Every team has different needs and path dependencies, so settles on a different interpretation of CI/CD and software eng process. Productizing anything in this space is going to be an uphill battle to yank away teams' hard-earned processes.

Productizing process is hard but it's been done before! When paired with a LOT of spruiking it can really progress the field. It's how we got the first CI/CD tools (eg. https://en.wikipedia.org/wiki/CruiseControl) and testing libraries (eg. pytest)

So I wish you luck!

Madmallard 16 hours ago
Correct TDD involves solving all the hard problems in the process. What gain does AI give you then?
tcherasaro 13 hours ago
Another day, and another smart person finally discovers the benefits of leveraging AI to write code.
exasperaited 21 hours ago
Absolutely none of that article has ever even so much as brushed past the colloquial definition of "calculus".

These guys actually seem rattled now.

skinnymuch 21 hours ago
Interesting enough to me though I only skimmed.

I switched back to Rails for my side project a month ago and ai coding when doing not too complex stuff has been great. While the old NextJS code base was in shambles.

Before I was still doing a good chunk of the NextJS coding. I’m probably going to be directly coding less than 10% of the code base from here on out. I’m now spending time trying to automate things as much as possible, make my workflow better, and see what things can be coded without me in the loop. The stuff I’m talking about is basic CRUD and scraping/crawling.

For serious coding, I’d think coding yourself and having ai as your pair programmer is still the way to go.

moron4hire 20 hours ago
If you are producing real results at 10x then you should be able to show that you are a year ahead of schedule in 5 weeks.

Waiting to see anyone show even a month ahead of schedule after 6 months.

Madmallard 18 hours ago
Lots of reasonable criticisms being down-voted here. Are we being AstroTurfed? Is HN falling victim to the AI hype train money too now?
Madmallard 22 hours ago
first the Microsoft guy touting agents

now AWS guy doing it !

"My team is no different—we are producing code at 10x of typical high-velocity team. That's not hyperbole - we've actually collected and analyzed the metrics."

Rofl

"The Cost-Benefit Rebalance"

In here he basically just talks about setting up mock dependencies and introducing intermittent failures into them. Mock dependencies have been around for decades, nothing new here.

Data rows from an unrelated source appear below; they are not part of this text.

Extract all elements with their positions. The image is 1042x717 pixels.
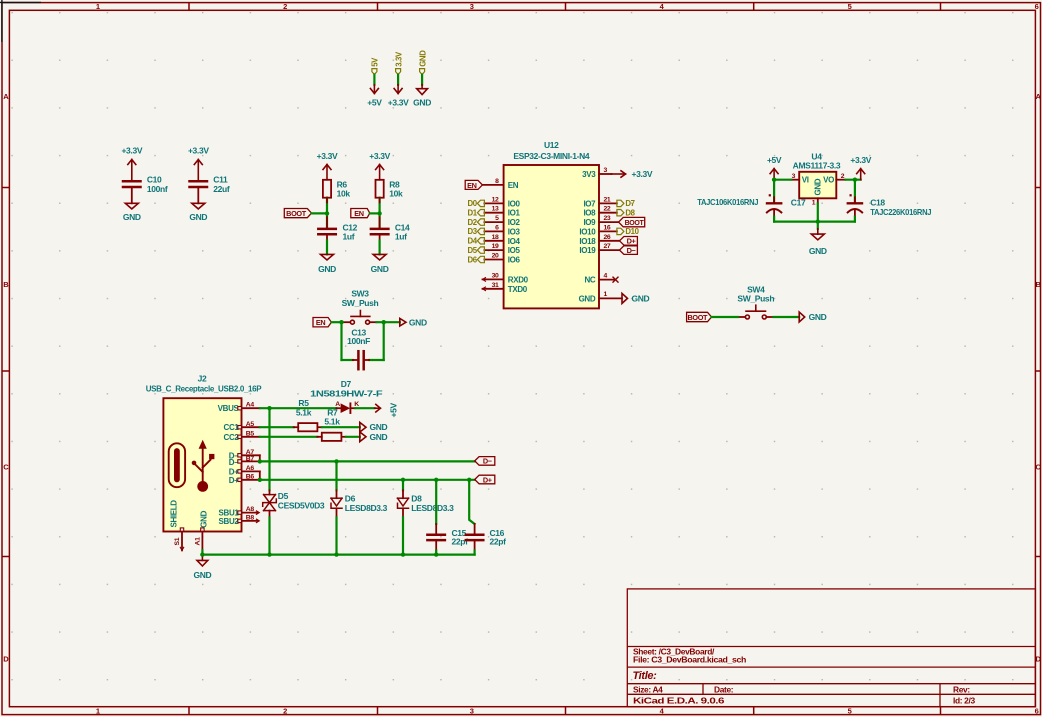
svg-text:D1: D1: [468, 209, 478, 218]
hierarchical labels D0-D6: [468, 199, 485, 264]
svg-text:KiCad E.D.A. 9.0.6: KiCad E.D.A. 9.0.6: [633, 696, 725, 706]
wire D+ to D8: [402, 480, 404, 491]
power symbol GND right of SW3: [400, 318, 406, 326]
svg-text:22pf: 22pf: [452, 537, 469, 547]
J2 pin SHIELD stub: [174, 532, 184, 551]
svg-text:3V3: 3V3: [582, 170, 596, 179]
power symbol +3.3V at U4: [857, 169, 865, 180]
J2 pin end decorations (dangling arrows SBU1 SBU2): [256, 511, 259, 523]
power symbol +3.3V right of U12 (right arrow): [612, 171, 626, 177]
svg-text:J2: J2: [198, 374, 207, 384]
power symbol GND right of R7: [360, 432, 366, 442]
svg-text:+3.3V: +3.3V: [121, 145, 142, 155]
svg-text:TXD0: TXD0: [508, 285, 528, 294]
svg-text:D10: D10: [625, 227, 639, 236]
svg-text:10k: 10k: [337, 189, 351, 199]
wire R6 to junction: [326, 198, 328, 214]
power symbol GND at C10: [125, 203, 138, 209]
capacitor C18 polarized: [848, 180, 862, 222]
svg-text:6: 6: [495, 224, 499, 231]
svg-text:5.1k: 5.1k: [324, 417, 340, 427]
capacitor C13 100nF: [342, 328, 384, 370]
power symbol +5V at U4: [770, 169, 778, 180]
junction +5V/C17: [772, 178, 776, 182]
svg-text:VI: VI: [802, 176, 809, 185]
svg-text:D8: D8: [411, 493, 422, 503]
J2 pin numbers: [246, 402, 255, 522]
global label D- (USB net): [475, 457, 495, 466]
junction +3.3V/C18: [853, 178, 857, 182]
wire R8 to junction: [379, 198, 381, 214]
junction GND bus D8: [401, 552, 405, 556]
svg-text:GND: GND: [371, 264, 389, 274]
U12 pin EN lead: [482, 184, 503, 186]
power symbol +3.3V (down arrow): [394, 85, 402, 94]
svg-text:IO18: IO18: [579, 237, 596, 246]
svg-text:D5: D5: [278, 491, 289, 501]
svg-text:BOOT: BOOT: [687, 313, 708, 322]
wire CC1 to R5: [260, 426, 294, 428]
svg-text:5: 5: [495, 215, 499, 222]
svg-text:3: 3: [470, 706, 474, 715]
svg-text:1uf: 1uf: [395, 231, 407, 241]
svg-text:BOOT: BOOT: [286, 209, 307, 218]
global label EN at SW3: [313, 318, 331, 327]
junction SW3 right: [382, 320, 386, 324]
svg-text:100nF: 100nF: [347, 336, 370, 346]
svg-text:22pf: 22pf: [490, 537, 507, 547]
svg-text:D6: D6: [468, 255, 478, 264]
svg-text:IO0: IO0: [508, 199, 521, 208]
junction U4 GND: [816, 219, 820, 223]
switch SW4 SW_Push: [737, 285, 774, 319]
power symbol GND right of SW4: [799, 312, 805, 322]
svg-text:ESP32-C3-MINI-1-N4: ESP32-C3-MINI-1-N4: [513, 151, 590, 161]
junction GND bus D5: [267, 552, 271, 556]
svg-text:10k: 10k: [389, 189, 403, 199]
svg-text:8: 8: [495, 178, 499, 185]
svg-text:21: 21: [604, 196, 611, 203]
svg-text:D−: D−: [483, 457, 492, 466]
svg-text:USB_C_Receptacle_USB2.0_16P: USB_C_Receptacle_USB2.0_16P: [146, 384, 263, 393]
capacitor C11 22uf: [190, 181, 208, 187]
junction D+ bracket: [258, 478, 262, 482]
svg-text:IO2: IO2: [508, 218, 521, 227]
svg-text:2: 2: [283, 706, 287, 715]
svg-text:5V: 5V: [371, 57, 380, 67]
wire C12 to GND: [326, 234, 328, 254]
hierarchical label D7: [617, 199, 635, 208]
power symbol GND right of R5: [360, 422, 366, 432]
svg-text:GND: GND: [189, 212, 207, 222]
svg-text:SW_Push: SW_Push: [342, 298, 379, 308]
wire D8 to GND bus: [402, 517, 404, 554]
svg-text:EN: EN: [316, 318, 326, 327]
diode D7 1N5819HW-7-F: [310, 379, 382, 413]
svg-text:GND: GND: [814, 178, 823, 195]
svg-text:GND: GND: [418, 50, 427, 67]
global label D+ at U12: [620, 237, 638, 246]
capacitor C15 22pf: [427, 524, 468, 551]
junction D-/D6: [334, 459, 338, 463]
global label BOOT at SW4: [687, 312, 712, 321]
J2 right pin names: [218, 404, 240, 526]
svg-text:D5: D5: [468, 246, 478, 255]
svg-text:GND: GND: [193, 570, 211, 580]
power symbol GND at U4: [811, 229, 824, 240]
svg-text:AMS1117-3.3: AMS1117-3.3: [793, 161, 841, 171]
TVS diode D5 CESD5V0D3: [263, 490, 325, 517]
IC U4 AMS1117-3.3: [793, 151, 841, 198]
svg-text:D8: D8: [625, 209, 635, 218]
svg-text:EN: EN: [508, 181, 519, 190]
svg-text:D0: D0: [468, 199, 478, 208]
svg-text:27: 27: [604, 243, 611, 250]
U12 right pin numbers: [604, 167, 611, 298]
power symbol GND at C12: [321, 254, 334, 260]
svg-text:D+: D+: [627, 237, 636, 246]
U12 pin GND lead: [599, 297, 622, 299]
junction GND bus C15: [434, 552, 438, 556]
resistor R5 body: [294, 423, 322, 431]
svg-text:D+: D+: [483, 475, 492, 484]
svg-text:19: 19: [492, 243, 499, 250]
wire D+ to C15: [435, 480, 437, 524]
U12 right pin names: [579, 170, 597, 303]
capacitor C12 1uf: [326, 213, 328, 228]
junction VBUS/D5: [267, 406, 271, 410]
svg-text:IO6: IO6: [508, 256, 521, 265]
wire C15 to GND bus: [435, 551, 437, 555]
U12 pin IO18 lead: [599, 240, 620, 242]
wire U4 pin1 to bus: [817, 204, 819, 229]
svg-text:IO19: IO19: [579, 246, 596, 255]
svg-text:VO: VO: [823, 176, 834, 185]
svg-text:1: 1: [96, 706, 100, 715]
wire R7 to GND: [346, 436, 360, 438]
global label D+ (USB net): [475, 475, 495, 484]
power symbol +3.3V at R6: [323, 165, 331, 180]
svg-text:D7: D7: [625, 199, 634, 208]
wire BOOT to SW4: [712, 316, 739, 318]
power symbol GND at C11: [192, 203, 205, 209]
U12 pins IO7 IO8 IO10 leads: [599, 203, 617, 231]
IC U12 ESP32-C3-MINI-1-N4: [504, 140, 599, 308]
hierarchical label D10: [617, 227, 640, 236]
svg-text:6: 6: [1035, 2, 1039, 11]
svg-text:Date:: Date:: [714, 685, 733, 695]
power symbol +3.3V at C11: [194, 160, 202, 181]
svg-text:100nf: 100nf: [147, 184, 168, 194]
svg-text:Rev:: Rev:: [953, 685, 970, 695]
wire U4 ground bus: [774, 221, 855, 223]
wire U4 VO to +3.3V: [846, 179, 861, 181]
svg-text:20: 20: [492, 253, 499, 260]
svg-text:GND: GND: [413, 98, 431, 108]
U12 pin IO9 lead: [599, 221, 619, 223]
svg-text:GND: GND: [318, 264, 336, 274]
svg-text:K: K: [354, 401, 359, 408]
wire +5V to U4 VI: [774, 179, 791, 181]
power symbol +5V (down arrow): [370, 85, 378, 94]
svg-text:12: 12: [492, 196, 499, 203]
svg-text:13: 13: [492, 206, 499, 213]
svg-text:S1: S1: [174, 537, 181, 545]
capacitor C10 100nf: [123, 181, 141, 187]
wire D- net: [260, 460, 475, 462]
resistor R6 10k: [323, 180, 331, 198]
svg-text:3: 3: [470, 2, 474, 11]
svg-text:IO1: IO1: [508, 209, 521, 218]
junction D+/D8: [401, 478, 405, 482]
svg-text:RXD0: RXD0: [508, 275, 529, 284]
wire C14 to GND: [379, 234, 381, 254]
wire EN to SW3: [331, 321, 341, 323]
wire A1 to GND bus: [201, 550, 203, 554]
resistor R7 body: [317, 433, 346, 441]
svg-text:Id: 2/3: Id: 2/3: [953, 696, 975, 706]
svg-text:22uf: 22uf: [213, 184, 230, 194]
wire VBUS net: [260, 407, 337, 409]
svg-text:GND: GND: [199, 510, 208, 527]
svg-text:1: 1: [812, 199, 816, 206]
svg-text:GND: GND: [123, 212, 141, 222]
svg-text:6: 6: [1035, 706, 1039, 715]
switch SW3 SW_Push: [342, 289, 379, 325]
junction D- bracket: [258, 459, 262, 463]
svg-text:26: 26: [604, 234, 611, 241]
U12 pin IO19 lead: [599, 249, 620, 251]
svg-text:VBUS: VBUS: [218, 404, 240, 413]
power symbol +5V right of D7: [375, 404, 381, 412]
wire D7 to +5V: [355, 407, 374, 409]
svg-text:LESD8D3.3: LESD8D3.3: [345, 503, 388, 513]
svg-text:GND: GND: [409, 317, 427, 327]
junction GND bus D6: [334, 552, 338, 556]
capacitor C16 22pf: [466, 524, 506, 551]
U4 pin 3 lead: [791, 179, 799, 181]
svg-text:U12: U12: [544, 140, 559, 150]
svg-text:IO3: IO3: [508, 227, 521, 236]
wire CC2 to R7: [260, 436, 318, 438]
wire GND label to GND port: [421, 75, 423, 85]
U12 pin 3V3 lead: [599, 173, 612, 175]
svg-text:NC: NC: [584, 275, 595, 284]
junction D+/C16: [467, 478, 471, 482]
U12 left pin names: [508, 181, 529, 294]
svg-text:D2: D2: [468, 218, 478, 227]
svg-text:2: 2: [841, 173, 845, 180]
svg-text:GND: GND: [370, 422, 388, 432]
svg-text:IO5: IO5: [508, 246, 521, 255]
svg-text:D4: D4: [468, 237, 478, 246]
svg-text:CESD5V0D3: CESD5V0D3: [278, 500, 325, 510]
svg-text:1uf: 1uf: [343, 231, 355, 241]
hierarchical label GND (top power input): [418, 50, 427, 75]
wire D6 to GND bus: [335, 517, 337, 554]
svg-text:CC1: CC1: [224, 423, 240, 432]
svg-text:TAJC106K016RNJ: TAJC106K016RNJ: [697, 197, 759, 207]
global label EN at U12: [465, 180, 482, 189]
svg-text:+5V: +5V: [389, 403, 399, 418]
svg-text:1N5819HW-7-F: 1N5819HW-7-F: [310, 389, 382, 399]
svg-text:SW_Push: SW_Push: [737, 294, 774, 304]
wire D5 to GND bus: [268, 517, 270, 554]
junction SW3 left: [339, 320, 343, 324]
resistor R8 10k: [376, 180, 384, 198]
wire GND bus: [202, 553, 474, 555]
svg-text:IO10: IO10: [579, 227, 596, 236]
wire R5 to GND: [322, 426, 360, 428]
power symbol GND right of U12: [622, 293, 628, 303]
svg-text:+3.3V: +3.3V: [632, 169, 653, 179]
wire EN label to junction: [370, 212, 380, 214]
wire bracket D+ pins A6 B6: [259, 471, 261, 479]
junction R6/C12: [325, 211, 329, 215]
svg-text:5: 5: [848, 706, 852, 715]
J2 USB-C receptacle glyph: [169, 443, 185, 487]
junction R8/C14: [377, 211, 381, 215]
capacitor C17 polarized: [767, 180, 781, 222]
hierarchical label D8: [617, 209, 636, 218]
U12 pin NC lead with no-connect x: [599, 277, 618, 282]
U12 left pin numbers: [492, 178, 499, 289]
U12 pins IO0-IO6 leads: [484, 203, 503, 259]
svg-text:D6: D6: [345, 493, 356, 503]
svg-text:SBU2: SBU2: [219, 517, 240, 526]
wire bracket D- pins A7 B7: [259, 455, 261, 461]
wire C16 to GND bus: [474, 551, 476, 555]
svg-text:1: 1: [96, 2, 100, 11]
capacitor C14 1uf: [379, 213, 381, 228]
svg-text:+3.3V: +3.3V: [850, 155, 871, 165]
svg-text:18: 18: [492, 234, 499, 241]
svg-text:C17: C17: [791, 198, 806, 208]
svg-text:3: 3: [604, 167, 608, 174]
TVS diode D8 LESD8D3.3: [398, 490, 455, 517]
power symbol +3.3V at R8: [376, 165, 384, 180]
svg-text:Title:: Title:: [633, 670, 658, 682]
svg-text:EN: EN: [467, 181, 477, 190]
svg-text:+5V: +5V: [767, 155, 782, 165]
J2 pin stubs right: [242, 408, 260, 521]
svg-text:GND: GND: [809, 246, 827, 256]
svg-text:+3.3V: +3.3V: [188, 145, 209, 155]
wire SW4 to GND: [774, 316, 800, 318]
svg-text:CC2: CC2: [224, 433, 240, 442]
svg-text:LESD8D3.3: LESD8D3.3: [411, 503, 454, 513]
U4 pin 2 lead: [836, 179, 845, 181]
svg-text:D−: D−: [627, 246, 636, 255]
U12 pins RXD0 TXD0 leads (dangling): [483, 278, 504, 291]
hierarchical label 5V (top power input): [371, 57, 380, 75]
svg-text:+3.3V: +3.3V: [369, 151, 390, 161]
svg-text:D3: D3: [468, 227, 478, 236]
svg-text:Size: A4: Size: A4: [633, 685, 663, 695]
svg-text:File: C3_DevBoard.kicad_sch: File: C3_DevBoard.kicad_sch: [633, 655, 746, 665]
svg-text:+5V: +5V: [367, 98, 382, 108]
svg-text:TAJC226K016RNJ: TAJC226K016RNJ: [870, 207, 932, 217]
svg-text:IO8: IO8: [583, 209, 596, 218]
svg-text:GND: GND: [579, 294, 596, 303]
svg-text:31: 31: [492, 282, 499, 289]
TITLE BLOCK: [627, 589, 1035, 707]
svg-text:IO7: IO7: [583, 199, 596, 208]
svg-text:GND: GND: [809, 312, 827, 322]
svg-text:EN: EN: [354, 209, 364, 218]
wire C13 parallel left: [340, 322, 342, 360]
svg-text:GND: GND: [632, 293, 650, 303]
svg-text:22: 22: [604, 206, 611, 213]
svg-text:+3.3V: +3.3V: [388, 98, 409, 108]
wire SW3 to GND label: [377, 321, 400, 323]
global label EN at R8: [351, 209, 370, 218]
svg-text:4: 4: [604, 272, 608, 279]
TVS diode D6 LESD8D3.3: [331, 490, 388, 517]
svg-text:16: 16: [604, 224, 611, 231]
J2 pin GND A1 stub: [195, 532, 203, 551]
wire 3.3V label to +3.3V port: [397, 75, 399, 85]
global label BOOT at R6: [284, 209, 311, 218]
wire D+ net: [260, 479, 475, 481]
J2 pin base squares: [180, 407, 241, 532]
power symbol GND (open triangle): [417, 85, 428, 95]
svg-text:IO4: IO4: [508, 237, 521, 246]
wire VBUS to D5: [268, 408, 270, 490]
svg-text:GND: GND: [370, 432, 388, 442]
wire BOOT label to junction: [312, 212, 328, 214]
U4 pin 1 lead: [817, 198, 819, 203]
svg-text:R5: R5: [298, 398, 309, 408]
power symbol GND at C14: [373, 254, 386, 260]
svg-text:2: 2: [283, 2, 287, 11]
wire D+ to C16 (with jog): [469, 480, 474, 524]
junction GND bus A1: [200, 552, 204, 556]
svg-text:5.1k: 5.1k: [296, 407, 312, 417]
svg-text:3.3V: 3.3V: [394, 51, 403, 67]
svg-text:SHIELD: SHIELD: [170, 500, 179, 528]
wire 5V label to +5V port: [373, 75, 375, 85]
svg-text:23: 23: [604, 215, 611, 222]
svg-text:+3.3V: +3.3V: [317, 151, 338, 161]
svg-text:IO9: IO9: [583, 218, 596, 227]
connector J2 USB_C_Receptacle_USB2.0_16P: [146, 374, 263, 532]
wire C13 parallel right: [383, 322, 385, 360]
svg-text:30: 30: [492, 272, 499, 279]
wire D- to D6: [335, 461, 337, 490]
power symbol +3.3V at C10: [128, 160, 136, 181]
global label D- at U12: [620, 246, 638, 255]
svg-text:A1: A1: [195, 537, 202, 546]
svg-text:BOOT: BOOT: [625, 220, 645, 227]
global label BOOT at U12: [619, 217, 645, 226]
svg-text:1: 1: [604, 291, 608, 298]
hierarchical label 3.3V (top power input): [394, 51, 403, 74]
J2 USB trident glyph: [192, 440, 215, 492]
junction D+/C15: [434, 478, 438, 482]
svg-text:D7: D7: [341, 379, 352, 389]
power symbol GND below J2: [197, 555, 208, 566]
svg-text:5: 5: [848, 2, 852, 11]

It sounds like this test system you set up is as time consuming as solving the actual problems you're trying to solve, so what time are you saving?

"Driving Fast Requires Tighter Feedback Loop"

Yes if you're code-vomiting with agents and your test infrastructure isn't rock solid things will fall apart fast, that's obvious. But setting up a rock solid test infrastructure for your system involves basically solving most of the hard problems in the first place. So again, what? What value are you gaining here?

"The communication bottleneck"

Amazon was doing this when I worked there 12 years ago. We all sat in the same room.

"The gains are real - our team's 10x throughput increase isn't theoretical, it's measurable."

Show the data and proof. Doubt.

Yeah I don't know. This reads like complete nonsense honestly.

Paraphrasing: "AI will give us huge gains, and we're already seeing it. But our pipelines and testing will need to be way stronger to withstand the massive increase in velocity!"

Velocity to do what? What are you guys even doing?

Amazon is firing 30,000 people by the way.

zbyforgotp 12 hours ago
TLDR: ai changes the economic calculus of software development. It makes automated testing more beneficial in comparison to costs.

I think he is right.

whiterook6 20 hours ago
This reads like "Hey, we're not vibe coding, but when we do, we're careful!" with hints of "AI coding changes the costs associated with writing code, designing features, and refactoring" sprinkles in to stand out.